In the days when my daughters were little, the right thing to do was buy your children ‘proper’ walking shoes. They were expensive.. amazingly so, really… and they were considered an absolute necessity for your child’s developing feet.
So when my first daughter turned out to be surely one of the tiniest ‘walkers’ of all times and they didn’t make walking shoes to fit her, I felt bad. I felt guilty. I searched the world over, as much as one could without the internet, to find her ‘proper’ walking shoes. I even inquired about having them made, but that wasn’t an option.

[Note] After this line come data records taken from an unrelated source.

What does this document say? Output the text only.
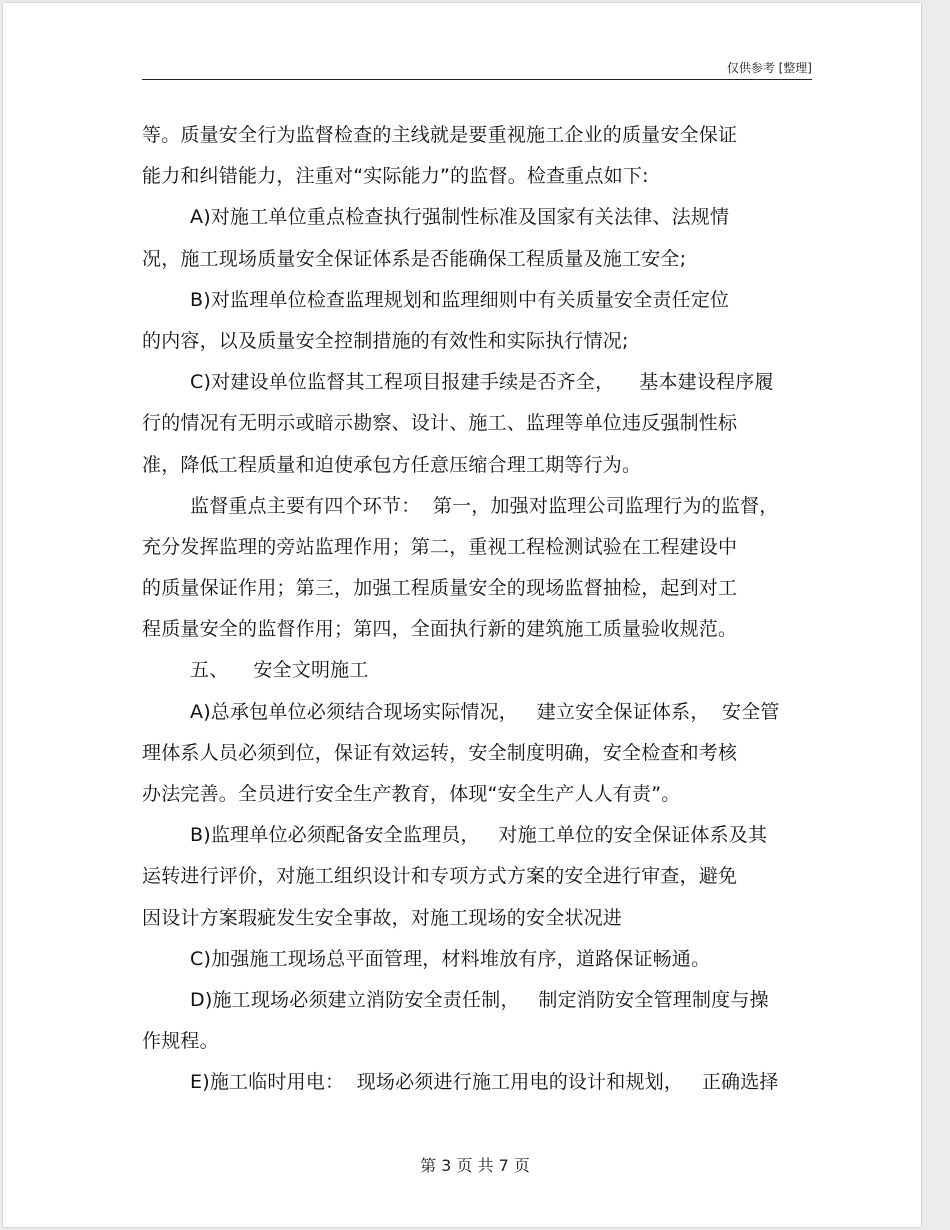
仅供参考 [整理]
等。质量安全行为监督检查的主线就是要重视施工企业的质量安全保证
能力和纠错能力，注重对“实际能力”的监督。检查重点如下:
A)对施工单位重点检查执行强制性标准及国家有关法律、法规情
况，施工现场质量安全保证体系是否能确保工程质量及施工安全;
B)对监理单位检查监理规划和监理细则中有关质量安全责任定位
的内容，以及质量安全控制措施的有效性和实际执行情况;
C)对建设单位监督其工程项目报建手续是否齐全，    基本建设程序履
行的情况有无明示或暗示勘察、设计、施工、监理等单位违反强制性标
准，降低工程质量和迫使承包方任意压缩合理工期等行为。
监督重点主要有四个环节：  第一，加强对监理公司监理行为的监督，
充分发挥监理的旁站监理作用；第二，重视工程检测试验在工程建设中
的质量保证作用；第三，加强工程质量安全的现场监督抽检，起到对工
程质量安全的监督作用；第四，全面执行新的建筑施工质量验收规范。
五、    安全文明施工
A)总承包单位必须结合现场实际情况，   建立安全保证体系，  安全管
理体系人员必须到位，保证有效运转，安全制度明确，安全检查和考核
办法完善。全员进行安全生产教育，体现“安全生产人人有责”。
B)监理单位必须配备安全监理员，   对施工单位的安全保证体系及其
运转进行评价，对施工组织设计和专项方式方案的安全进行审查，避免
因设计方案瑕疵发生安全事故，对施工现场的安全状况进
C)加强施工现场总平面管理，材料堆放有序，道路保证畅通。
D)施工现场必须建立消防安全责任制，   制定消防安全管理制度与操
作规程。
E)施工临时用电：  现场必须进行施工用电的设计和规划，   正确选择
第 3 页 共 7 页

I found her these little black shoes… amazed to find anything in her size that had a sole. I didn’t admit it openly, because after all I was always ‘apologizing’ when people wondered where her proper shoes were, but I thought the shoes rocked. In my gut I knew they made sense. Those little flexible soles moved with her feet, and the cotton tops seemed very comfortable. And this petite little child, who awed people by the fact that she was walking ‘so young,’ (really, not so young, just sooo tiny) walked, ran and jumped wildly in her little shoes.
When my second daughter, who was more usual in size, started walking.. hallelujah! There were proper shoes to fit her! Deep down as I looked at the shoes I thought, ‘seriously?”, but I celebrated that at least for her I could pay the big bucks and give her proper walking shoes.

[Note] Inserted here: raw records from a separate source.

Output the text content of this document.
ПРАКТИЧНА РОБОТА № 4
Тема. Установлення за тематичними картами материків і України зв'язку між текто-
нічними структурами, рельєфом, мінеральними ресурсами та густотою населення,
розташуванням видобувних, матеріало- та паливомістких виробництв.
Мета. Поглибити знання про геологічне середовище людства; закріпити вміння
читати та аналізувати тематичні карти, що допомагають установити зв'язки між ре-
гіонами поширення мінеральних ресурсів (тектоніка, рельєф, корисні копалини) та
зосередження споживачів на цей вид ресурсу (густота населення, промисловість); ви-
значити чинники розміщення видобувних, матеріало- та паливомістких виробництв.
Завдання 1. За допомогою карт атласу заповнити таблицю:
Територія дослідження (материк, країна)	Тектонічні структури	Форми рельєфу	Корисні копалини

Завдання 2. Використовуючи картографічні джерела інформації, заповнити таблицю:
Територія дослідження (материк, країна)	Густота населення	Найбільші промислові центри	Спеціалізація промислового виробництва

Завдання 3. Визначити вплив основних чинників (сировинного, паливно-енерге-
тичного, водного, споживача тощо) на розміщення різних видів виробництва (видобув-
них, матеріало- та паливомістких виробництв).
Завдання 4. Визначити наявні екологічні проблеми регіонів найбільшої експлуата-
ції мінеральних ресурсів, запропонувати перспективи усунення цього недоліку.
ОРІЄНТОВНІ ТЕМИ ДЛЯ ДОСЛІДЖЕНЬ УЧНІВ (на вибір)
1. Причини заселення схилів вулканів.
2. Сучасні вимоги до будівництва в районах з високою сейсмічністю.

Okay, who concocted the theory that flat bottom, inflexible soled, hard leather shoes were good for a baby’s feet? No cushioning for the bottom of the feet, no soft leather, just hard little shoes that made them walk like they were walking with boards on their feet. Imagine that. How was that good for the jumping, balancing, climbing, or even simply walking?
I was conflicted.. as many parents are on many things they think they ‘should’ do: Delighted to do the right thing, concerned that the right thing wasn’t actually right. I think she ended up wearing the ‘proper’ shoes out… they were cute! And I think she ran barefoot the rest of the time.
But guess which child has had problems with her feet ever since? Yes, of course, the one with the expensive ‘proper’ walking shoes.
I share this story so you can reconsider the ‘shoulds’ in your life. Anything happening that you can say, “Hey, I don’t need that ‘should’.. I’m going with my gut instinct instead.” Remember to jump for joy as you add, “And I’m not going to feel guilty about it either!”
And darling second daughter? I’m really sorry about your feet.